Il ruolo della Chiesa non può più essere quello di proteggere una forma (storica) di cristianesimo, come se dovesse conservare un cristallo in una vetrina, ma è quello di comunicare il Vangelo nel contesto odierno. Tutte le chiese si trovano di fronte alla medesima sfida: trovare una risposta convincente alla domanda su come noi cristiani, nelle condizioni presenti, possiamo trasmettere la lieta novella di Gesù in modo che tocchi le persone e che incida significativamente nella loro vita quotidiana.

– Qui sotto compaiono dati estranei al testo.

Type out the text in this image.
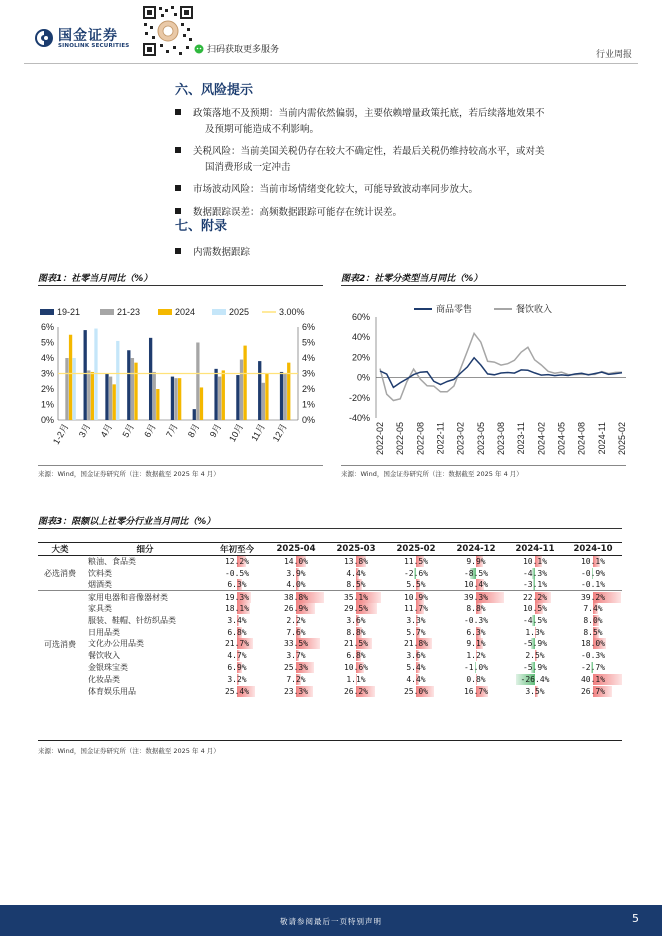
国金证券
SINOLINK SECURITIES	扫码获取更多服务	行业周报
六、风险提示
政策落地不及预期：当前内需依然偏弱，主要依赖增量政策托底，若后续落地效果不
及预期可能造成不利影响。
关税风险：当前美国关税仍存在较大不确定性，若最后关税仍维持较高水平，或对美
国消费形成一定冲击
市场波动风险：当前市场情绪变化较大，可能导致波动率同步放大。
数据跟踪误差：高频数据跟踪可能存在统计误差。
七、附录
内需数据跟踪
图表1：社零当月同比（%）
19-21	21-23	2024	2025	3.00%
0%
1%
2%
3%
4%
5%
6%
0%
1%
2%
3%
4%
5%
6%
1-2月 3月 4月 5月 6月 7月 8月 9月 10月 11月 12月
来源：Wind，国金证券研究所（注：数据截至 2025 年 4 月）
图表2：社零分类型当月同比（%）
商品零售	餐饮收入
-40%
-20%
0%
20%
40%
60%
2022-02 2022-05 2022-08 2022-11 2023-02 2023-05 2023-08 2023-11 2024-02 2024-05 2024-08 2024-11 2025-02
来源：Wind，国金证券研究所（注：数据截至 2025 年 4 月）
图表3：限额以上社零分行业当月同比（%）
大类	细分	年初至今	2025-04	2025-03	2025-02	2024-12	2024-11	2024-10
必选消费	粮油、食品类	12.2%	14.0%	13.8%	11.5%	9.9%	10.1%	10.1%

	饮料类	-0.5%	3.9%	4.4%	-2.6%	-8.5%	-4.3%	-0.9%

	烟酒类	6.3%	4.0%	8.5%	5.5%	10.4%	-3.1%	-0.1%

可选消费	家用电器和音像器材类	19.3%	38.8%	35.1%	10.9%	39.3%	22.2%	39.2%

	家具类	18.1%	26.9%	29.5%	11.7%	8.8%	10.5%	7.4%

	服装、鞋帽、针纺织品类	3.4%	2.2%	3.6%	3.3%	-0.3%	-4.5%	8.0%

	日用品类	6.8%	7.6%	8.8%	5.7%	6.3%	1.3%	8.5%

	文化办公用品类	21.7%	33.5%	21.5%	21.8%	9.1%	-5.9%	18.0%

	餐饮收入	4.7%	3.7%	6.8%	3.6%	1.2%	2.5%	-0.3%

	金银珠宝类	6.9%	25.3%	10.6%	5.4%	-1.0%	-5.9%	-2.7%

	化妆品类	3.2%	7.2%	1.1%	4.4%	0.8%	-26.4%	40.1%

	体育娱乐用品	25.4%	23.3%	26.2%	25.0%	16.7%	3.5%	26.7%
来源：Wind，国金证券研究所（注：数据截至 2025 年 4 月）
敬请参阅最后一页特别声明	5
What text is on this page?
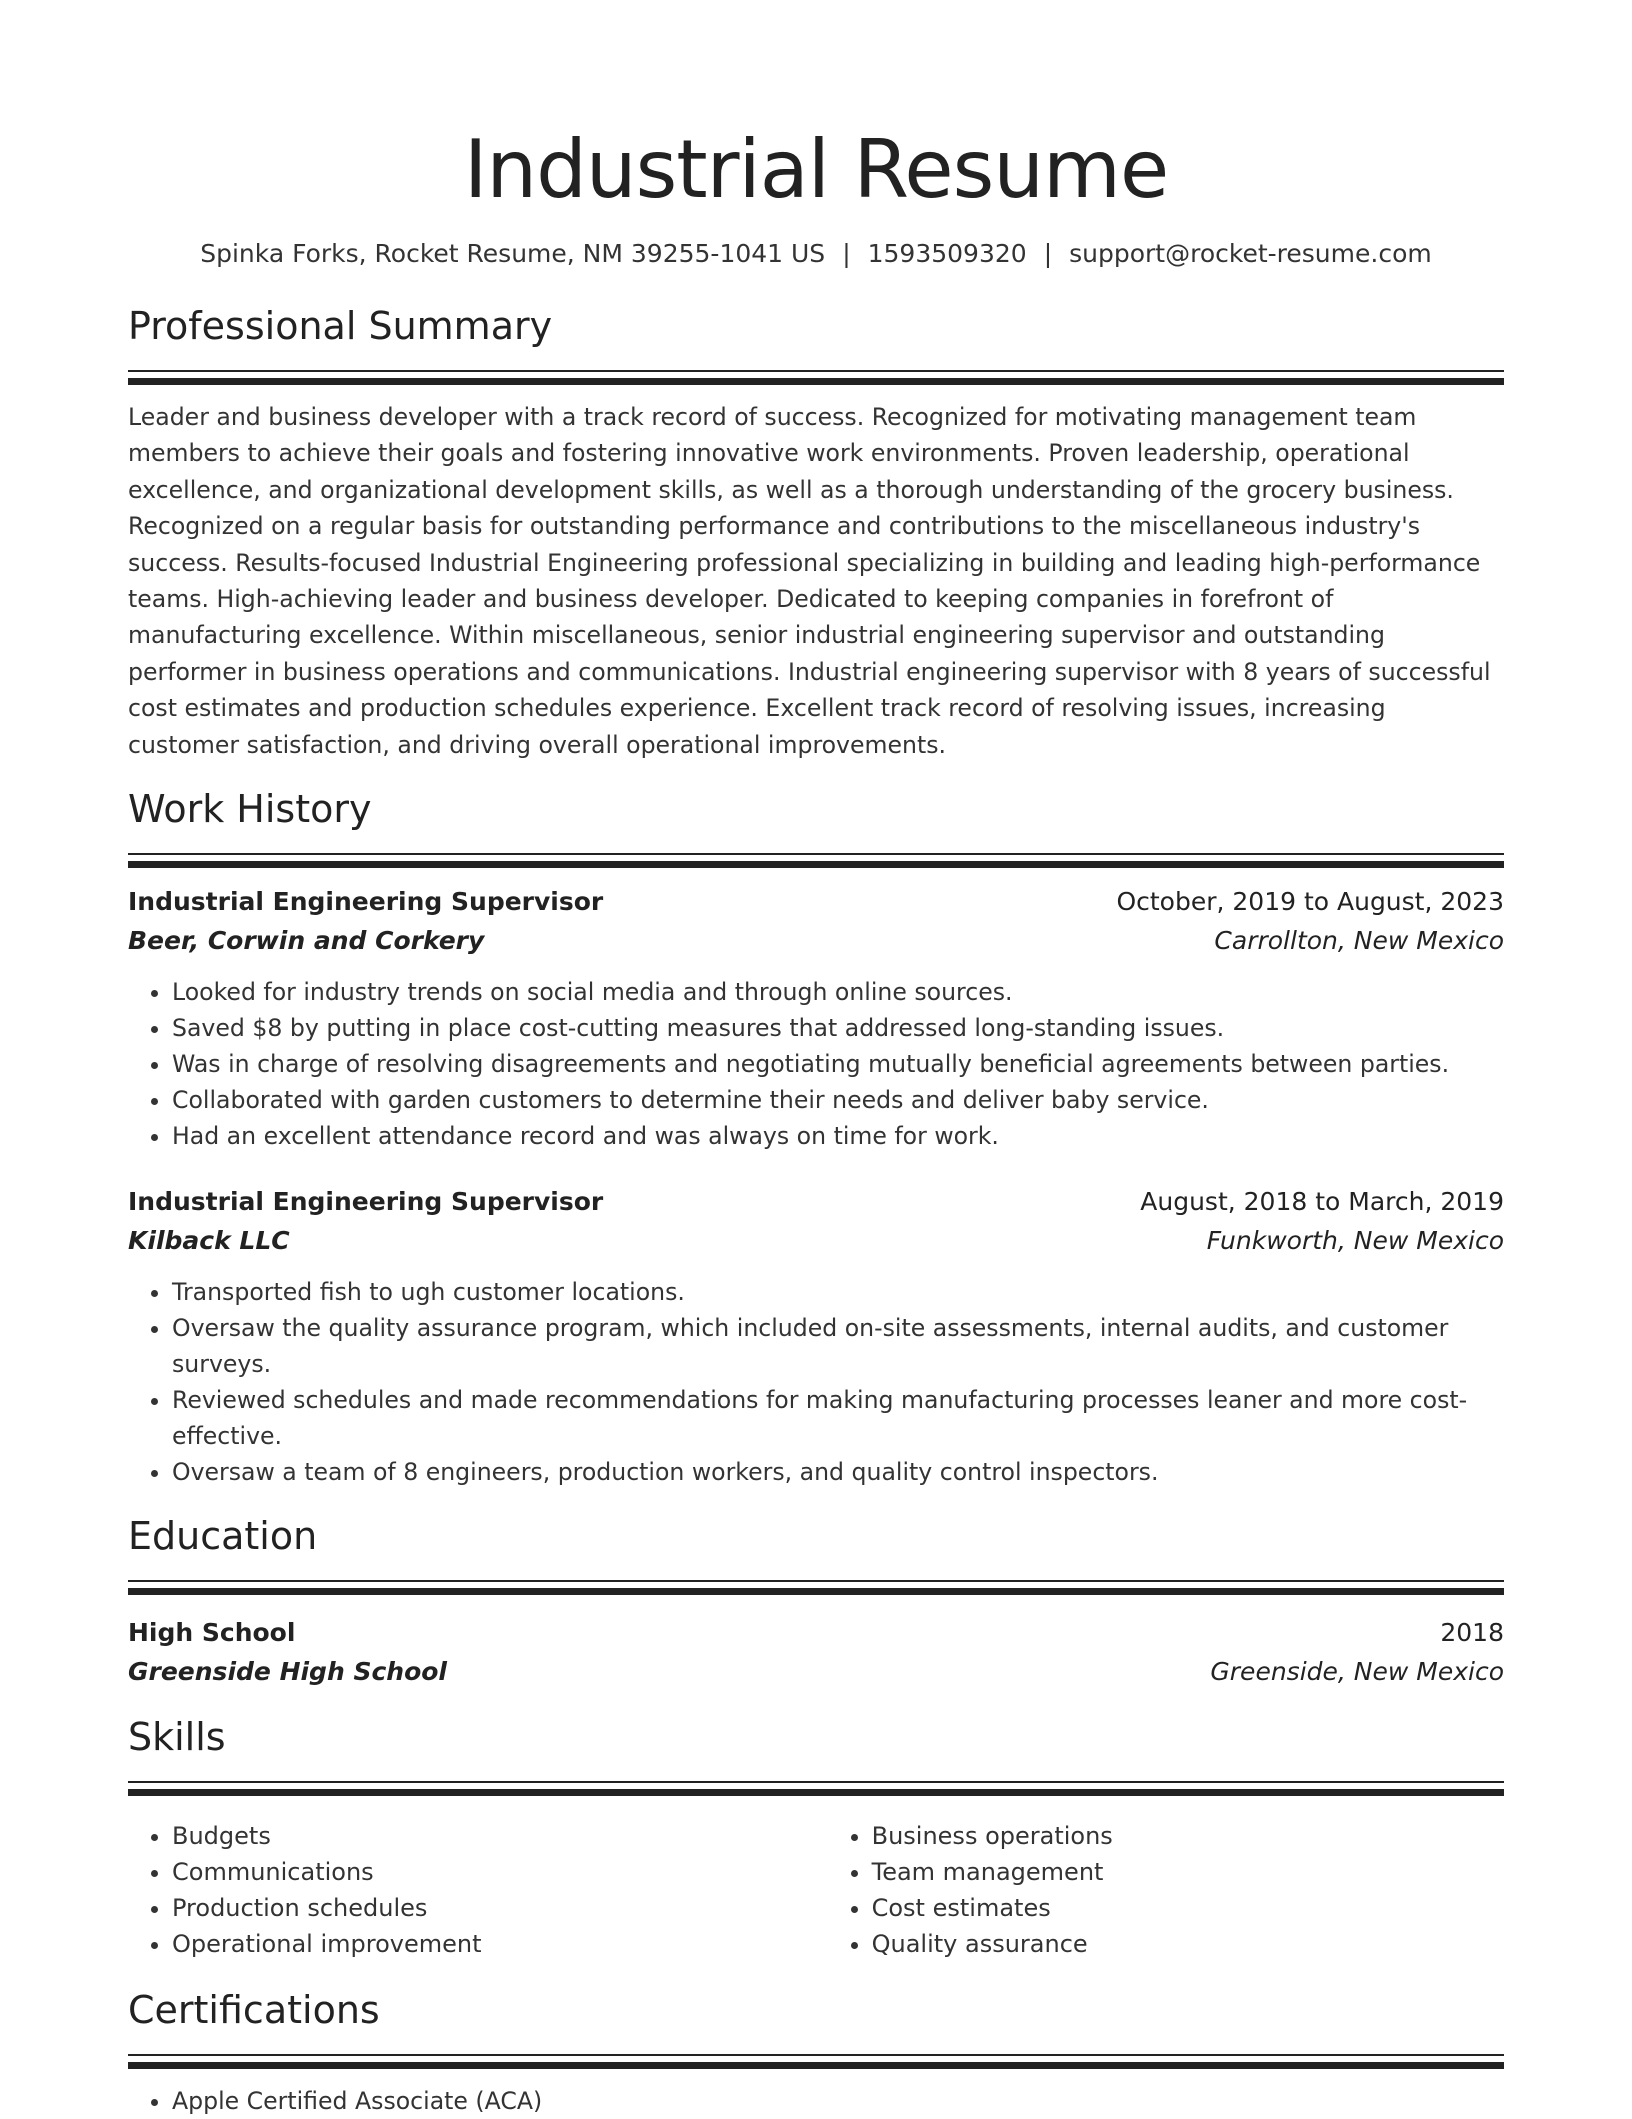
Industrial Resume
Spinka Forks, Rocket Resume, NM 39255-1041 US | 1593509320 | support@rocket-resume.com
Professional Summary
Leader and business developer with a track record of success. Recognized for motivating management team members to achieve their goals and fostering innovative work environments. Proven leadership, operational excellence, and organizational development skills, as well as a thorough understanding of the grocery business. Recognized on a regular basis for outstanding performance and contributions to the miscellaneous industry's success. Results-focused Industrial Engineering professional specializing in building and leading high-performance teams. High-achieving leader and business developer. Dedicated to keeping companies in forefront of manufacturing excellence. Within miscellaneous, senior industrial engineering supervisor and outstanding performer in business operations and communications. Industrial engineering supervisor with 8 years of successful cost estimates and production schedules experience. Excellent track record of resolving issues, increasing customer satisfaction, and driving overall operational improvements.
Work History
Industrial Engineering Supervisor	October, 2019 to August, 2023
Beer, Corwin and Corkery	Carrollton, New Mexico
• Looked for industry trends on social media and through online sources.
• Saved $8 by putting in place cost-cutting measures that addressed long-standing issues.
• Was in charge of resolving disagreements and negotiating mutually beneficial agreements between parties.
• Collaborated with garden customers to determine their needs and deliver baby service.
• Had an excellent attendance record and was always on time for work.
Industrial Engineering Supervisor	August, 2018 to March, 2019
Kilback LLC	Funkworth, New Mexico
• Transported fish to ugh customer locations.
• Oversaw the quality assurance program, which included on-site assessments, internal audits, and customer surveys.
• Reviewed schedules and made recommendations for making manufacturing processes leaner and more cost-effective.
• Oversaw a team of 8 engineers, production workers, and quality control inspectors.
Education
High School	2018
Greenside High School	Greenside, New Mexico
Skills
• Budgets
• Communications
• Production schedules
• Operational improvement
• Business operations
• Team management
• Cost estimates
• Quality assurance
Certifications
• Apple Certified Associate (ACA)
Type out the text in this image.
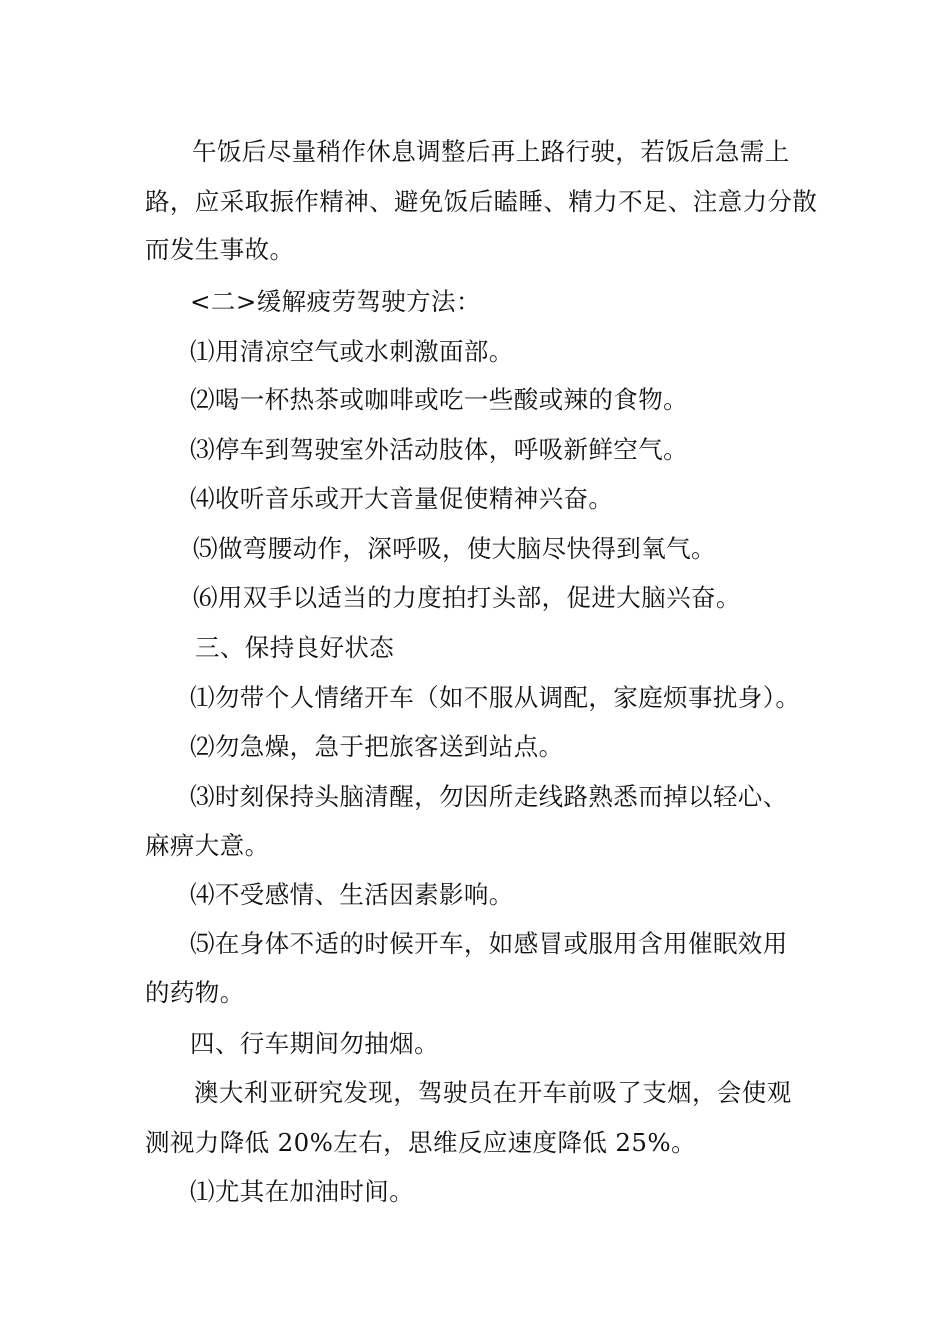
午饭后尽量稍作休息调整后再上路行驶，若饭后急需上
路，应采取振作精神、避免饭后瞌睡、精力不足、注意力分散
而发生事故。
<二>缓解疲劳驾驶方法：
⑴用清凉空气或水刺激面部。
⑵喝一杯热茶或咖啡或吃一些酸或辣的食物。
⑶停车到驾驶室外活动肢体，呼吸新鲜空气。
⑷收听音乐或开大音量促使精神兴奋。
⑸做弯腰动作，深呼吸，使大脑尽快得到氧气。
⑹用双手以适当的力度拍打头部，促进大脑兴奋。
三、保持良好状态
⑴勿带个人情绪开车（如不服从调配，家庭烦事扰身）。
⑵勿急燥，急于把旅客送到站点。
⑶时刻保持头脑清醒，勿因所走线路熟悉而掉以轻心、
麻痹大意。
⑷不受感情、生活因素影响。
⑸在身体不适的时候开车，如感冒或服用含用催眠效用
的药物。
四、行车期间勿抽烟。
澳大利亚研究发现，驾驶员在开车前吸了支烟，会使观
测视力降低 20%左右，思维反应速度降低 25%。
⑴尤其在加油时间。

Su questo sfondo il compito delle chiese diventa la comunicazione del Vangelo. Non che il Vangelo non abbia una forza propria, ma la mediazione si rende necessaria nella misura in cui Lutero ribadiva: “anche se Cristo si fosse dato per noi e fosse stato crocifisso mille volte, sarebbe tutto vano, se non venisse la Parola di Dio a distribuirlo e me lo donasse, dicendo: è per te, prendilo e tienilo come tuo”. Allo stesso modo le singole forme, strutture e linguaggi devono servire al Vangelo e non il contrario.
Le parole del moderatore, professor Hubertus Blaumeiser, anche lui coinvolto nel progetto della teologia interconfessionale PUL attraverso il corso “Chiesa in stile sinodale nel contesto plurale di oggi: dall’esperienza della Christianitas alla cultura dell’incontro e del dialogo”, sottolineano che l’evangelizzazione non è una semplice opzione, ma fa parte dell’essenza stessa del Vangelo, tanto che la chiesa non fa missione, ma è missione.
Il Vangelo non si racconta, ma si mostra con la vita
Nel terzo intervento del reverendo Alexey Maksimov, presbitero della chiesa ortodossa russa (formatosi presso la Orthodox St. Tikhon University, Pstgu, Mosca) che svolge il suo ministero nella chiesa intitolata a S. Caterina di Alessandria nei pressi del Vaticano, si è dato ampio respiro alla dimensione personale che deve soggiacere alla missione. Nessun discepolo può essere un credibile testimone se non coltiva la sua dimensione interiore nella preghiera. Nella nostra società, infatti, vi è diffidenza verso parole che portino un invito vuoto, e nemmeno le opere di carità comune sono più motivo discriminante per la fede in quanto presenti nell’umanesimo globale, non più opera specifica dei soli istituti ecclesiali. Con cosa allora si può chiedere, o mostrare, il passaggio alla fede e al cristianesimo? La via risiede nella santificazione, fondamento all’evangelizzazione. Il tutto è descrivibile anche con il termine “illuminazione”, ribadendo il titolo del motu proprio di papa Francesco Vos estis lux mundi del 2019. Inoltre facendo sua la voce del patriarca Alessio II, il pope ha ricordato che il Vangelo non si racconta, ma si mostra con la vita.
Il futuro del cristianesimo: attrazione, libertà, laicità e unità
Nel dibattito che è seguito agli interventi, i tre relatori hanno concordato su una comune linea: di un futuro del cristianesimo per attrazione, in cui il protagonista della evangelizzazione diventa lo Spirito Santo. E i tratti di questa nuova fase della chiesa dovranno essere libertà dai comuni idoli che la affliggono; laicità, nel senso di estendere sempre più il ruolo dei laici, contro un cattivo clericalismo; unità dei cristiani a prescindere dalle differenze confessionali, dunque non più una comunione per omologazione, ma fondata sul vangelo e sul battesimo.